Why You Need To Follow Shifting Market Trends To Come Out On Top…
It might be the most important (and profitable) investment approach that most investors miss. In fact, for years, I missed it myself. Even though it was staring me right in the face every day.
Fortunately, one day, it finally struck me.
It’s a phenomenon that consistently happens in the stock market.
I’m talking about changing stock market trends or the reshuffling of market leaders. The booms and busts that are constantly happening within the stock market.
Investors who don’t understand this little phenomenon earn mediocre returns.
Let me explain.
The King Doesn’t Always Stay On Top
You see, there are always market leaders and laggards. This is no secret. But most investors fail to realize that the biggest stocks today won’t always be the biggest stocks in the years to come.
Your typical investor buys these big-name stocks, assuming they’ll stay on top for years and that everything will work out. And it might look like a great move initially as the stock moves higher. But just like Rome, eventually, that big-name company falls. And your typical investor never sells. They ride it all the way down.
Think about Cisco Systems (Nasdaq: CSCO) at the turn of the century. At the height of the dot-com craze, Cisco was leading the “Internet Revolution.” The company was crushing it. The company’s revenue grew from $2 billion to $12 billion in five short years. That’s an annual growth of more than 40%.
To be sure, this wasn’t like every other internet company at the time. Because most of those companies didn’t actually make any money. Cisco did. In 1999, it earned more than $12 billion in revenue and topped $2 billion in profit.
It was the obvious investment choice for investors. The top dog. The biggest company and the leader of the pack by a mile. Of course, we know now that when the dot-com bubble burst, it took everything down with it, including Cisco.
But your average investor would come back to Cisco. And why not? The stock lost 90% of its value during the dot-com bust. But the business itself was doing fine.
Sure, the company had a couple of down years in terms of revenue growth in 2002 and 2003. But outside of 2001, the company remained profitable. Plus, as I’ve pointed out before, net income is fickle. Instead, I rely on cash flow.
Cash flow is the actual cash the business generates. It’s the lifeblood of any business. And if we take a look at the company’s cash flow during this period, it grows every year except 2003.
Now, think to yourself. Here’s a stock that skyrocketed 131% in 1999 alone. Its business is solid, consistently growing revenue, profits, and cash flow.
The stock has now crashed roughly 90%, meaning you can now buy this same business (generating even more revenue and profit) for even less than it was trading for before 1999.
Seems like a no-brainer, right? Wrong.
Learn To Spot These Changing Trends
And that’s exactly what I’m talking about when I say that most investors miss the market phenomenon of reshuffling market leaders. They miss the larger trends happening within the market.
If you don’t understand this little market phenomenon, you will consistently struggle to generate decent returns, let alone market-beating returns.
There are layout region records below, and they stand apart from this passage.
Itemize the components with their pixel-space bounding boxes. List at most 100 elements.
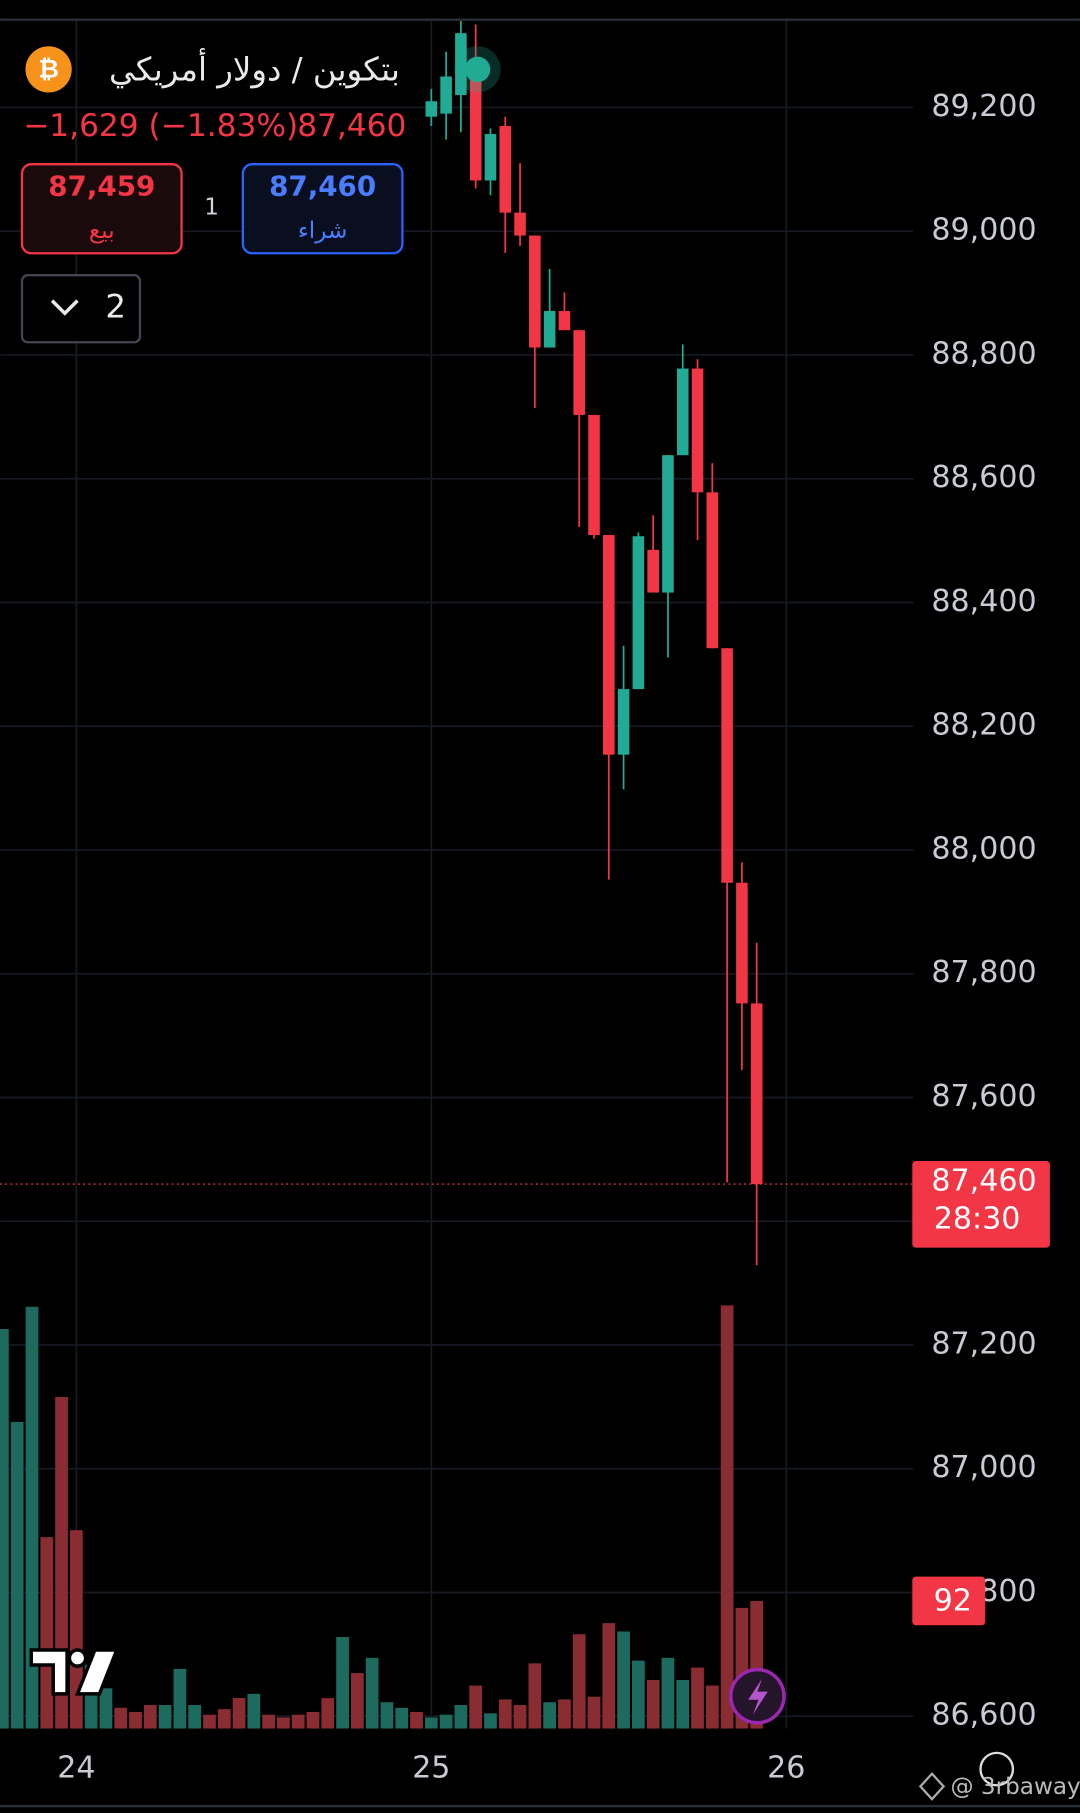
buy-button[interactable] xyxy=(241,163,404,255)
x-tick-label: 26 xyxy=(767,1751,805,1786)
y-tick-label: 89,200 xyxy=(931,89,1036,124)
volume-bar xyxy=(0,1328,9,1729)
volume-bar xyxy=(203,1714,216,1729)
price-change: −1,629 (−1.83%) xyxy=(23,108,298,144)
volume-bar xyxy=(232,1698,246,1729)
y-tick-label: 88,400 xyxy=(931,584,1036,619)
candle-body xyxy=(543,311,556,348)
candle-body xyxy=(750,1003,763,1185)
volume-bar xyxy=(336,1637,349,1729)
candle-body xyxy=(514,212,526,236)
grid xyxy=(0,20,914,1729)
candle-body xyxy=(617,689,630,755)
candle-body xyxy=(455,33,467,96)
volume-bar xyxy=(291,1714,305,1729)
buy-label: شراء xyxy=(298,218,347,244)
candle-body xyxy=(573,330,585,415)
volume-bar xyxy=(40,1537,54,1729)
current-price: 87,460 xyxy=(297,108,406,144)
candle-body xyxy=(632,536,645,690)
last-price-tag xyxy=(912,1160,1050,1248)
volume-bar xyxy=(572,1634,586,1729)
candle-body xyxy=(484,134,497,181)
volume-pane xyxy=(0,1305,764,1729)
coin-icon xyxy=(25,46,72,93)
volume-bar xyxy=(705,1685,719,1729)
candle-body xyxy=(706,492,719,649)
candle-body xyxy=(676,368,689,456)
sell-price: 87,459 xyxy=(48,169,155,202)
volume-bar xyxy=(439,1714,453,1729)
last-price-label: 87,460 xyxy=(931,1163,1036,1198)
volume-bar xyxy=(351,1673,364,1729)
volume-bar xyxy=(410,1711,423,1729)
settings-icon[interactable] xyxy=(979,1751,1015,1787)
volume-bar xyxy=(365,1657,379,1729)
coin-symbol: ₿ xyxy=(38,54,59,84)
volume-bar xyxy=(321,1698,335,1729)
candle-body xyxy=(469,70,482,181)
volume-bar xyxy=(262,1714,275,1729)
volume-bar xyxy=(528,1663,542,1729)
volume-bar xyxy=(129,1711,142,1729)
volume-bar xyxy=(587,1696,601,1729)
volume-bar xyxy=(632,1660,645,1729)
layouts-count: 2 xyxy=(105,288,126,326)
sell-button[interactable] xyxy=(20,163,183,255)
y-tick-label: 87,800 xyxy=(931,955,1036,990)
quantity[interactable]: 1 xyxy=(204,195,219,221)
candle-body xyxy=(440,76,452,114)
candle-body xyxy=(588,414,600,536)
watermark-icon xyxy=(918,1771,946,1801)
volume-bar xyxy=(306,1711,320,1729)
volume-bar xyxy=(646,1680,660,1729)
volume-bar xyxy=(424,1717,438,1729)
candle-body xyxy=(558,311,571,331)
volume-bar xyxy=(99,1688,113,1729)
volume-bar xyxy=(454,1705,468,1729)
candle-body xyxy=(736,882,748,1004)
y-tick-label: 87,000 xyxy=(931,1450,1036,1485)
volume-bar xyxy=(498,1699,512,1729)
candle-body xyxy=(721,648,733,883)
volume-bar xyxy=(617,1631,630,1729)
symbol-title[interactable]: بتكوين / دولار أمريكي xyxy=(109,48,400,89)
volume-bar xyxy=(558,1699,571,1729)
candle-body xyxy=(529,235,541,348)
y-tick-label: 87,200 xyxy=(931,1326,1036,1361)
volume-bar xyxy=(513,1705,527,1729)
volume-bar xyxy=(543,1702,556,1729)
volume-bar xyxy=(10,1421,24,1729)
y-tick-label: 87,600 xyxy=(931,1079,1036,1114)
volume-tag xyxy=(912,1576,986,1626)
sell-label: بيع xyxy=(89,218,115,244)
volume-bar xyxy=(277,1717,290,1729)
live-dot xyxy=(464,56,491,83)
candle-body xyxy=(647,549,659,593)
y-tick-label: 88,600 xyxy=(931,460,1036,495)
volume-bar xyxy=(55,1396,68,1729)
chevron-icon xyxy=(50,299,79,316)
tv-logo xyxy=(29,1648,120,1696)
layouts-dropdown[interactable] xyxy=(20,274,142,344)
x-tick-label: 24 xyxy=(57,1751,95,1786)
volume-bar xyxy=(173,1668,187,1729)
volume-bar xyxy=(720,1305,734,1729)
volume-bar xyxy=(469,1685,483,1729)
candle-body xyxy=(425,101,438,117)
volume-bar xyxy=(143,1705,157,1729)
volume-bar xyxy=(247,1693,261,1729)
candle-body xyxy=(603,535,615,755)
x-tick-label: 25 xyxy=(412,1751,450,1786)
volume-bar xyxy=(602,1623,616,1729)
y-tick-label: 88,800 xyxy=(931,336,1036,371)
flash-icon xyxy=(748,1678,768,1715)
volume-label: 92 xyxy=(934,1584,972,1619)
y-tick-label: 89,000 xyxy=(931,213,1036,248)
volume-bar xyxy=(676,1680,690,1729)
volume-bar xyxy=(395,1707,409,1729)
candle-body xyxy=(662,455,674,593)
It doesn’t matter if you buy the “right” stock if you’re in the wrong industry. Make the wrong decision, and you’ll end up with mediocre returns even as the market soars.
My advice: Learn to consistently spot these trends. Once I stopped fighting the trend, exceptional returns followed.
Over at my premium service, Maximum Profit, we fought this market phenomenon a decade ago. Not that we ignored what the system recommended. We just didn’t lean into the bigger trends that our system was identifying.
For example, oil stocks were the market leaders in the early days. And we made good money on many trades from that industry. But we also tiptoed around it because, well, diversification. We didn’t want to put all our eggs in one basket. Plus, diversification is like investing 101. But diversification is also a bit of a myth. Especially when it comes to trading.
Over the years, we really leaned into the broader market trends the system pinpointed. Diversification was tossed out the window. And more importantly, just because something worked well last year didn’t mean we would jump all over it again.
Even more importantly, we didn’t ride our favorite trades all the way down. When the momentum stopped, we exited and moved on. I can’t tell you how much money we’ve saved by having an exit plan in place.
Closing Thoughts
The bottom line is this… times change. Market leaders change. And if you don’t follow the change, then it doesn’t matter how good a company’s financials are… you’re not going to make great returns.
The exciting thing is once you recognize this market phenomenon, you’ll be prepared and ready, while many investors will be caught off guard when the tide turns.
Just follow the big trends in the market, and when you identify them, don’t be afraid to go in heavy. Just remember to have an exit plan, so your profit doesn’t evaporate in thin air.